Note: In June 2016, Telstra sold shares in Autohome, the Chinese online car sales business. As a result, Autohome was classified as a discontinued operation and Autohome trading results excluded from reported income and EBITDA results. Telstra’s FY16 results were also impacted by ACCC Final Access Determinations which came into effect during the financial year across Fixed Services, Mobile Terminating Access Service and Domestic Transmission Capacity Service. Telstra’s results on a guidance basis included Autohome trading results and excluded wholesale price impacts from Final Access Determinations. Telstra completed the acquisition of Pacnet in April 2015. Excluding Pacnet trading results from Telstra’s guidance demonstrates the performance of Telstra’s underlying business.

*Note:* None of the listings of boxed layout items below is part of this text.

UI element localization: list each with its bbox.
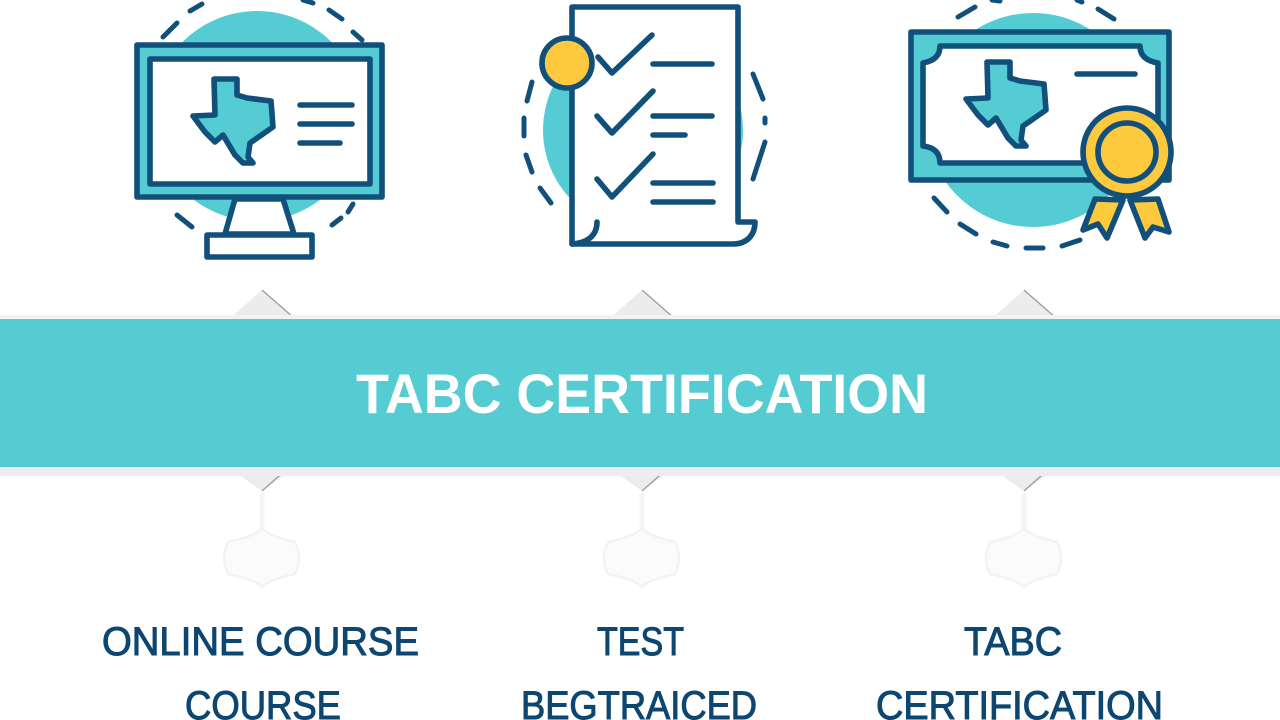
- connector node: step three: [986, 290, 1061, 587]
- title banner: [0, 315, 1280, 476]
- icon: checklist document: [524, 7, 765, 244]
- label: TABC certification: [876, 620, 1163, 720]
- title: TABC CERTIFICATION: [356, 362, 928, 425]
- label: test: TEST: [597, 620, 684, 664]
- connector node: step one: [224, 290, 299, 587]
- label: online course: [102, 620, 419, 720]
- label: test: [521, 620, 757, 720]
- icon: computer monitor with Texas: [137, 0, 382, 257]
- icon: certificate with award ribbon: [911, 0, 1171, 248]
- label: online course: ONLINE COURSE: [102, 620, 419, 664]
- label: TABC certification: TABC: [964, 620, 1062, 664]
- connector node: step two: [604, 290, 679, 587]
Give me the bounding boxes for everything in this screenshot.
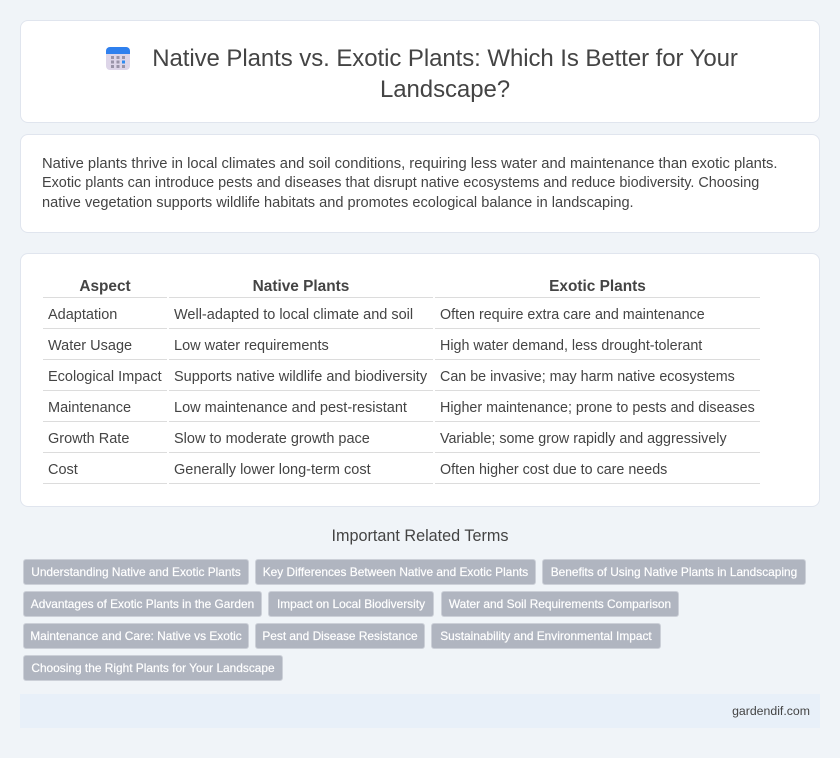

|Reported results||$27.1b up 3.6%||$10.5b down 0.6%||Reported results excluded Autohome trading results. FY15 comparison included Pacnet trading results from April 15 to June 15.|
|Guidance basis||$28.3b up 6.3%||$11.0b up 2.6%||Autohome trading results included for guidance. Guidance excluded FY16 M&A, spectrum and wholesale price impacts from Final Access Determinations.|
|Guidance basis excluding Pacnet||$27.8b up 4.8%||$11.0b up 2.1%||Adjusting for Pacnet trading results in FY16 of $503m (FY15 $99m) and EBITDA in FY16 of $70m (FY15 $15m).|
 This guidance assumed wholesale product price stability from the beginning of the financial year and no impairments to investments, and excluded any proceeds on the sale of businesses, mergers and acquisitions and purchase of spectrum.
 Neither the off-market buy-back nor the subsequent on-market buy-back will be made directly or indirectly in or into the United States.